Could it be the ever-increasing size of the database? Or is there something within the query below that could cause it to run for so long? The UNIX_TIMESTAMP
, for example? It's an excerpt from the slow query log. The query is executed every minute, and always had a query time of around ~7.
# Query_time: 6.839524 Lock_time: 0.000170 Rows_sent: 277 Rows_examined: 7989334
FROM (
SELECT @row := @row + 1 AS `row`, `timestamp`, `price`
FROM (
SELECT @row := 0
) `derived_1`, `items`
WHERE `price` IS NOT NULL
AND `timestamp` >= UNIX_TIMESTAMP(NOW() - INTERVAL 1 DAY)
AND `currency` = 'EUR'
AND `type` = 'icon'
ORDER BY `timestamp` ASC
) `derived_2`
WHERE `row` % 8 = 0;
It's a bit hard to just try it out, as it's a production environment. I can't reproduce the issue on my development environment either.
If you need any additional information, please let me know!

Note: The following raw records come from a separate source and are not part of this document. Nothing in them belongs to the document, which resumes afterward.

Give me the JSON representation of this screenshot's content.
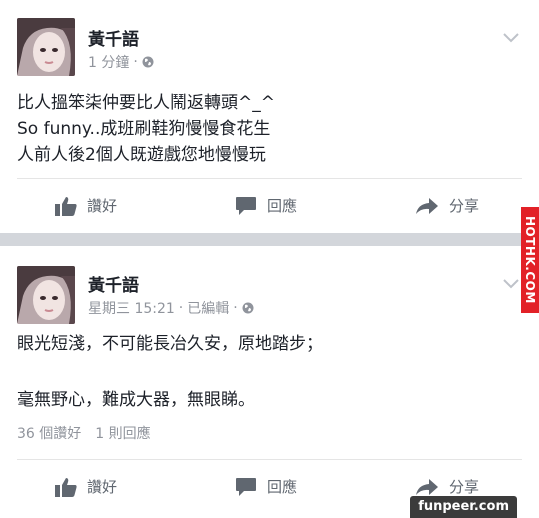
{
  "post1": {
    "author": "黃千語",
    "time": "1 分鐘",
    "dot": "·",
    "lines": [
      "比人搵笨柒仲要比人鬧返轉頭^_^",
      "So funny..成班刷鞋狗慢慢食花生",
      "人前人後2個人既遊戲您地慢慢玩"
    ],
    "actions": {
      "like": "讚好",
      "comment": "回應",
      "share": "分享"
    }
  },
  "post2": {
    "author": "黃千語",
    "time": "星期三 15:21",
    "dot1": "·",
    "edited": "已編輯",
    "dot2": "·",
    "lines": [
      "眼光短淺，不可能長冶久安，原地踏步；",
      "",
      "毫無野心，難成大器，無眼睇。"
    ],
    "stats": {
      "likes": "36 個讚好",
      "comments": "1 則回應"
    },
    "actions": {
      "like": "讚好",
      "comment": "回應",
      "share": "分享"
    }
  },
  "side_badge": "HOTHK.COM",
  "watermark": "funpeer.com",
  "icons": {
    "like": "thumbs-up-icon",
    "comment": "comment-icon",
    "share": "share-arrow-icon",
    "privacy": "globe-icon",
    "options": "chevron-down-icon"
  },
  "colors": {
    "text": "#1d2129",
    "meta": "#90949c",
    "action": "#606770",
    "separator": "#d3d6db",
    "badge": "#e22127"
  }
}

Thanks a bunch in advance!
Create an index, so the DBMS can find the records quickly. This index should contain the columns of the WHERE
clause, starting with those where you compare with =
.
CREATE idx ON items (type, currency, price, timestamp);
This even happens to be a covering index, i.e. it contains all columns you are using in the query. So the DBMS won't have to read the table even, as it can get all data from the index itself.